Une plainte pour viols sur mineure déposée en août 2025 contre Jérôme B., principal suspect dans l’affaire de la disparition de Lyhanna, n’a jamais abouti à une audition. C’est ce que révèle Libération, qui pointe du doigt un « dysfonctionnement » de l’État dans la prise en charge des violences sexuelles sur les enfants et les femmes.

Ce qu'il faut retenir

  • Une plainte pour viols sur mineure avait été déposée contre Jérôme B. en août 2025.
  • Ce dernier, principal suspect dans l’affaire Lyhanna, n’a jamais été entendu par la justice.
  • L’avocate Carine Durrieu Diebolt dénonce un « dysfonctionnement » de l’État dans ces dossiers.
  • Les investigations et la protection des mineurs ne seraient pas prioritaires, selon elle.

Une plainte ignorée malgré son urgence

En août 2025, soit plusieurs mois avant la disparition de Lyhanna, une plainte pour viols sur mineure avait été déposée contre Jérôme B. Selon Libération, cette procédure n’a cependant jamais abouti à une audition du suspect. Pourtant, les faits reprochés étaient suffisamment graves pour justifier une intervention rapide de la justice.

L’affaire prend une nouvelle dimension depuis que Jérôme B. est devenu le principal suspect dans la disparition de Lyhanna, une enfant dont le corps n’a toujours pas été retrouvé. Carine Durrieu Diebolt, avocate de la famille, a exprimé son indignation face à cette inaction.

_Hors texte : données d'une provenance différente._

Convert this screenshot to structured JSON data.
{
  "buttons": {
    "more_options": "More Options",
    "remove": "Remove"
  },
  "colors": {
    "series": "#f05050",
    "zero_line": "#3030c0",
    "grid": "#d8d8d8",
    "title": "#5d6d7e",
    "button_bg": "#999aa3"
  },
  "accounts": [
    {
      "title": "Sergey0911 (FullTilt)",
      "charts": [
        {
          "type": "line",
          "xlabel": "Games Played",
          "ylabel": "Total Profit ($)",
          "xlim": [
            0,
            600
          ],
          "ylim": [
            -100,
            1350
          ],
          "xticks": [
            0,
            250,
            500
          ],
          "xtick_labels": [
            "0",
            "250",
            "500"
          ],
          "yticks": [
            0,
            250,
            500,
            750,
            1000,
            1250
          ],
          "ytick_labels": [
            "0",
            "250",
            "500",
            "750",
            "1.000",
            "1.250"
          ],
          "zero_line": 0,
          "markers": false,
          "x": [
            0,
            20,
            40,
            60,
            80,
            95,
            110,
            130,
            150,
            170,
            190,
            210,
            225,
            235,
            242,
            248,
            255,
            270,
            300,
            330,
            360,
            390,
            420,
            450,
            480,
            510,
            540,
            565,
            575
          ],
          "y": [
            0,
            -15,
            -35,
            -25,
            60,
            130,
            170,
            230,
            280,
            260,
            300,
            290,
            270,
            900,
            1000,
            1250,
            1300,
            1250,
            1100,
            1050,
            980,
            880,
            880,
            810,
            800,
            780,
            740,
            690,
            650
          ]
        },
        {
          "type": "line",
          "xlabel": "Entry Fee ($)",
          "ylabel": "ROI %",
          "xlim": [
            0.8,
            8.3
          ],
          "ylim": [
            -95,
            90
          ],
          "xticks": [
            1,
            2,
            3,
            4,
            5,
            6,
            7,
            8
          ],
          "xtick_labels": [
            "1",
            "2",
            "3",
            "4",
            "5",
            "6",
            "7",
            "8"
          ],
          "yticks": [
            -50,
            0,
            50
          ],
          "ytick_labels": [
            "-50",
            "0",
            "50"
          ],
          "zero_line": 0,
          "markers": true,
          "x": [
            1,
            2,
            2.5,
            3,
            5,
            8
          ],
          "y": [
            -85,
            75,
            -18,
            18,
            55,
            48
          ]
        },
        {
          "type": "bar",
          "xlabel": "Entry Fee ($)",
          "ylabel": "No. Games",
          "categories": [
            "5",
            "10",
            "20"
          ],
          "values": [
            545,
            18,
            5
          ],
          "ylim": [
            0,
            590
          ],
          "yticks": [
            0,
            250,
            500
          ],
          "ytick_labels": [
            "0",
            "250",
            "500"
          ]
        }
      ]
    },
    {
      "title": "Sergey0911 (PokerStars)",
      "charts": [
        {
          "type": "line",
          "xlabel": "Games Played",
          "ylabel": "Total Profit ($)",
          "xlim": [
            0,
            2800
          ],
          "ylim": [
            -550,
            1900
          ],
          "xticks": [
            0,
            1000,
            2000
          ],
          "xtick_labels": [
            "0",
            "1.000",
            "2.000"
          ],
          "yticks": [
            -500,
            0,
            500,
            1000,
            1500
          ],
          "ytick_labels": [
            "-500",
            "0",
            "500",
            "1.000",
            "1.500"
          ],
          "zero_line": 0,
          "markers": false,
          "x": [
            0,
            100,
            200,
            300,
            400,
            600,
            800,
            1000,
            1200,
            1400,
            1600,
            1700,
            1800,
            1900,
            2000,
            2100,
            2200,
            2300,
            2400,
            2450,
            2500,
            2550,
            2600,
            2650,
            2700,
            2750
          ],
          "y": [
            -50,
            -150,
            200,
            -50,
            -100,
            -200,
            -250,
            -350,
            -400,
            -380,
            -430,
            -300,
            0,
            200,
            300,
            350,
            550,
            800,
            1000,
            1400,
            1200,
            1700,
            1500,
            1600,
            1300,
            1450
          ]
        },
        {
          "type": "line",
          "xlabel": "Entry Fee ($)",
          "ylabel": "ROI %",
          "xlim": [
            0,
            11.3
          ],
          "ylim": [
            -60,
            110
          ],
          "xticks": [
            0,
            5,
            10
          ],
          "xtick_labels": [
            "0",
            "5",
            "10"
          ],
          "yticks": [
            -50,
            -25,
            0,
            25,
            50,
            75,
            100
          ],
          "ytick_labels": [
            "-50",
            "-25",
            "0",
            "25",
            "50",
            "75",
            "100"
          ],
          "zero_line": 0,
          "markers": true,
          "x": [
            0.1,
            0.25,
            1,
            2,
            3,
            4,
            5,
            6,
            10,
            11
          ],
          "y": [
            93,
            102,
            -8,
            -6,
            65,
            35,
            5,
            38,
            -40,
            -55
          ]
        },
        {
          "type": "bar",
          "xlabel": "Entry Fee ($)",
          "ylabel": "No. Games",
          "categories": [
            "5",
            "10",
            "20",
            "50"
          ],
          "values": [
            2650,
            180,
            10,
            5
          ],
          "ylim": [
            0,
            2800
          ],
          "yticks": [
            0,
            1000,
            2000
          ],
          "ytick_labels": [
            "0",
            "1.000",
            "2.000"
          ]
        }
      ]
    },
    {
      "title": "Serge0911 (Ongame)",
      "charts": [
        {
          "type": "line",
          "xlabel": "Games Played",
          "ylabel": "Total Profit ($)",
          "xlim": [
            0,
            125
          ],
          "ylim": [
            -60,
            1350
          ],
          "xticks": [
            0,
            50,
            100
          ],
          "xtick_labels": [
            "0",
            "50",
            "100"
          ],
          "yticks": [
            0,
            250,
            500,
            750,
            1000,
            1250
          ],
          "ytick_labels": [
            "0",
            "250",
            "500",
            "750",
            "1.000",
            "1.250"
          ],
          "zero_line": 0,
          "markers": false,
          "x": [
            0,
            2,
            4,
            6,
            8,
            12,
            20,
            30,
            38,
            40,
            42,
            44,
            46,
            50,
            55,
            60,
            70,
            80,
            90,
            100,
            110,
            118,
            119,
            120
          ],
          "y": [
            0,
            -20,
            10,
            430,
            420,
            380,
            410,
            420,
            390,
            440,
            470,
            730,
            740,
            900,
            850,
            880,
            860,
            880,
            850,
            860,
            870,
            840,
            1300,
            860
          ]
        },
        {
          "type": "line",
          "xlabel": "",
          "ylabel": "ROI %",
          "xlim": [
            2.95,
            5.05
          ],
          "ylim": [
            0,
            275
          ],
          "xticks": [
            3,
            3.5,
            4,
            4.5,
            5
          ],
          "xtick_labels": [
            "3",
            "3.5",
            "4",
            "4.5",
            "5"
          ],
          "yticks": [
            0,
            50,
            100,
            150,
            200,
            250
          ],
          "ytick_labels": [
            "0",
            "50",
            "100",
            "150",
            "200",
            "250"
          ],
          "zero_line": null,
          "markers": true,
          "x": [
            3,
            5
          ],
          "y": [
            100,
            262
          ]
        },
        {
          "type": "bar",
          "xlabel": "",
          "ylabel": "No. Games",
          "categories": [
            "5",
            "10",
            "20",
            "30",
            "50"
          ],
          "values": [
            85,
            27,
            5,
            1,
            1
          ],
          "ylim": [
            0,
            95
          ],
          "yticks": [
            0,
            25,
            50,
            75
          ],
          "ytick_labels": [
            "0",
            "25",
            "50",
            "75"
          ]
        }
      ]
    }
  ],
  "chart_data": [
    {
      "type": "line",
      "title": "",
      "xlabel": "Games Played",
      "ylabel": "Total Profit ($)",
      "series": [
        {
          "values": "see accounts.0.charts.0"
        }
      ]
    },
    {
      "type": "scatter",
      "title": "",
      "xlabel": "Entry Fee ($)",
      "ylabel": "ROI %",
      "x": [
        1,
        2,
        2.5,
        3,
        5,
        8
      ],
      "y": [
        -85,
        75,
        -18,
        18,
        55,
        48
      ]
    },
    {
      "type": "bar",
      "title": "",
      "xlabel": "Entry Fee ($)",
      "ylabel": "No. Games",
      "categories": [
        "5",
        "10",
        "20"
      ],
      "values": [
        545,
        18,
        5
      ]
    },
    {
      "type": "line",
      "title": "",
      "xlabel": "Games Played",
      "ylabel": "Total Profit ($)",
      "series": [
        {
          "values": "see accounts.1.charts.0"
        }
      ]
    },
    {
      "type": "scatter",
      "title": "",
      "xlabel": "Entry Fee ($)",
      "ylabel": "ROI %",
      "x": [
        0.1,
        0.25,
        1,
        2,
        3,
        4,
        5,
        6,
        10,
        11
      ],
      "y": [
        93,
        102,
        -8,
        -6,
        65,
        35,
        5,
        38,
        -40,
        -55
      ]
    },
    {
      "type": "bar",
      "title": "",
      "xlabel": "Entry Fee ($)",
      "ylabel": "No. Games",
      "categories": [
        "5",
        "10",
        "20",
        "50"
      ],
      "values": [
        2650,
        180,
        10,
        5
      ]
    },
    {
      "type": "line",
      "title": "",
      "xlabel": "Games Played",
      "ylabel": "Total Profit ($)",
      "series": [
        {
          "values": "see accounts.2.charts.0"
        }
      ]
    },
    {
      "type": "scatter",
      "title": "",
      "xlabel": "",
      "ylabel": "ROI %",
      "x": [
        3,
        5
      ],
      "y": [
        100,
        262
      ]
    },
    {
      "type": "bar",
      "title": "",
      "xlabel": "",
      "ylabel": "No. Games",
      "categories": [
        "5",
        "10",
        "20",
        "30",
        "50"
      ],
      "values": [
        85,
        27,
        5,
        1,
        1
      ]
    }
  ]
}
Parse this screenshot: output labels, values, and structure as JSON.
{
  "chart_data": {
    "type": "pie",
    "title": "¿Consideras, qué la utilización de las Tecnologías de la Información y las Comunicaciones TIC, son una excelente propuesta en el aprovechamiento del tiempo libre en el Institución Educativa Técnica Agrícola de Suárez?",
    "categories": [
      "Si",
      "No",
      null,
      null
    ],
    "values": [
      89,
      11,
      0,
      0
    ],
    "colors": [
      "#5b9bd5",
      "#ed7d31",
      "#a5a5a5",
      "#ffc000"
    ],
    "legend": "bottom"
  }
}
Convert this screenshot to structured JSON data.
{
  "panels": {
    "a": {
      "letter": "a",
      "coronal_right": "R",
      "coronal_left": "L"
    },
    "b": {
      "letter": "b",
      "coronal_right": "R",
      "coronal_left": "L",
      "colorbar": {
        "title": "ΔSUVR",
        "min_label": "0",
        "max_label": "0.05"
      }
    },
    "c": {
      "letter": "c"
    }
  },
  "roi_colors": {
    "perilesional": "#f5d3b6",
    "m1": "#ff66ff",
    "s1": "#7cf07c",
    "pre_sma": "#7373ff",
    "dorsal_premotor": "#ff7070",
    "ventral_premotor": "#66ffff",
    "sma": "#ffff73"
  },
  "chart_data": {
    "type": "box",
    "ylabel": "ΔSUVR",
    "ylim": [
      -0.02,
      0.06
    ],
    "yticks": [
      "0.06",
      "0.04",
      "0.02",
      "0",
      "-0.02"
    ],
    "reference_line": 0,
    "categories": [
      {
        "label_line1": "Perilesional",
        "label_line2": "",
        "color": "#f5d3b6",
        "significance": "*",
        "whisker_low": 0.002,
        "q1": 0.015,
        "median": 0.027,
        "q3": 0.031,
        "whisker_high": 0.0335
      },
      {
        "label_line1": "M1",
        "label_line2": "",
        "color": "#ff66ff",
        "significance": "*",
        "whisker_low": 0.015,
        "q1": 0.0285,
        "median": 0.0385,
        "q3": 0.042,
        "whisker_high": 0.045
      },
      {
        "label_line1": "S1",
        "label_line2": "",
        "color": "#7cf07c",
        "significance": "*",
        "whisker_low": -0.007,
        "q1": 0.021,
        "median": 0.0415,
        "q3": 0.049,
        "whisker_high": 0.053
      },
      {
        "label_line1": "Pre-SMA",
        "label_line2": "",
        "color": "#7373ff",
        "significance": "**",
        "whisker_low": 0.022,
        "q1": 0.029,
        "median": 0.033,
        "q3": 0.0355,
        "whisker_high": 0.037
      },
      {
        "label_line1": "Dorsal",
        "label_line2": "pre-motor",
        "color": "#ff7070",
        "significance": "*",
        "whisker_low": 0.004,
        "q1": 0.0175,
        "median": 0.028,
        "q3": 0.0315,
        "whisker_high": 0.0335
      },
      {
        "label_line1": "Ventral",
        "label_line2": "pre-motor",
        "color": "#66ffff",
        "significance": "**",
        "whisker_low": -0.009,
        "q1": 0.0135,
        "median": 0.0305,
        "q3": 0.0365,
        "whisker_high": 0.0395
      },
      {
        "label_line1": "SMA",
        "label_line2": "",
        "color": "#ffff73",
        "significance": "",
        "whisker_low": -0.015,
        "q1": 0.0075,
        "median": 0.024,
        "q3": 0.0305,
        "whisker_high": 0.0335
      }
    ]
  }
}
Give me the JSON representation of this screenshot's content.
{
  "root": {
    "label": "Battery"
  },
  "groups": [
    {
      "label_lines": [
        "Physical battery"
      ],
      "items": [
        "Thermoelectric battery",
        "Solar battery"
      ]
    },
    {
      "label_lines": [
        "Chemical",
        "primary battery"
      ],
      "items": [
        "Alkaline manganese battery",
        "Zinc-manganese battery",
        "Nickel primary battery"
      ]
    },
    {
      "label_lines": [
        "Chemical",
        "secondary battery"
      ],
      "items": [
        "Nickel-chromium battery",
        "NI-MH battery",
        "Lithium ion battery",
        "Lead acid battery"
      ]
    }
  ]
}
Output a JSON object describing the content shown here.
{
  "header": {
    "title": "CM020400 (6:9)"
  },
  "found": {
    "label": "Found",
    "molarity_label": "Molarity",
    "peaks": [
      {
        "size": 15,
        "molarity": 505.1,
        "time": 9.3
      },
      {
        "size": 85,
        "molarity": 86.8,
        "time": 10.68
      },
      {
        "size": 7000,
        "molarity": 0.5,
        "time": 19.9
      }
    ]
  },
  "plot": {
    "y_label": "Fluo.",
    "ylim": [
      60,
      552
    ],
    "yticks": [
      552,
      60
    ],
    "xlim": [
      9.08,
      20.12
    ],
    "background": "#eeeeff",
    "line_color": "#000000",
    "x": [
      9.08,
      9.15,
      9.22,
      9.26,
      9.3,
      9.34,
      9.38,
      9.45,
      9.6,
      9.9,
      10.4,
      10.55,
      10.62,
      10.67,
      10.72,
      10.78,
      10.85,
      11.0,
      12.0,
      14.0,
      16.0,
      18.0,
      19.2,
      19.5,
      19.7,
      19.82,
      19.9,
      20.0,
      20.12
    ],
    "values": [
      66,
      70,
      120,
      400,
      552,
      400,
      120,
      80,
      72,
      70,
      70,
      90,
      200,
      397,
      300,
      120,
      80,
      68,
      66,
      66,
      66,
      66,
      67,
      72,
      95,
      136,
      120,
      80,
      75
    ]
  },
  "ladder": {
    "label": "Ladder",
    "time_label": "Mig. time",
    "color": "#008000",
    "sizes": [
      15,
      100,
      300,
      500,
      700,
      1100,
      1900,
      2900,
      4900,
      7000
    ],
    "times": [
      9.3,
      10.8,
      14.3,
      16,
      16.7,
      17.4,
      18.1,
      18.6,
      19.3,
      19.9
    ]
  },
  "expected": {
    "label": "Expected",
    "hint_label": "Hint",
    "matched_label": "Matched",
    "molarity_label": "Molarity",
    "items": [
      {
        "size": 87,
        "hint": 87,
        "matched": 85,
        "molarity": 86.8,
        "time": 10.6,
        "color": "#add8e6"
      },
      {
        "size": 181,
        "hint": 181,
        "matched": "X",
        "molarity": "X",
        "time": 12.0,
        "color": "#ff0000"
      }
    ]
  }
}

Des dysfonctionnements dénoncés par les professionnels

Carine Durrieu Diebolt a critiqué ouvertement le manque de réactivité des institutions. « La justice ne priorise ni les investigations, ni la protection des enfants », a-t-elle déclaré à Libération. Pour elle, cette affaire illustre un problème structurel dans la manière dont les violences sexuelles sur mineurs sont traitées en France.

Les retards dans le traitement des plaintes et l’absence de mesures de protection immédiates mettent en lumière les failles du système judiciaire. D’après Libération, cette situation n’est pas isolée et concerne de nombreux dossiers similaires à travers le pays.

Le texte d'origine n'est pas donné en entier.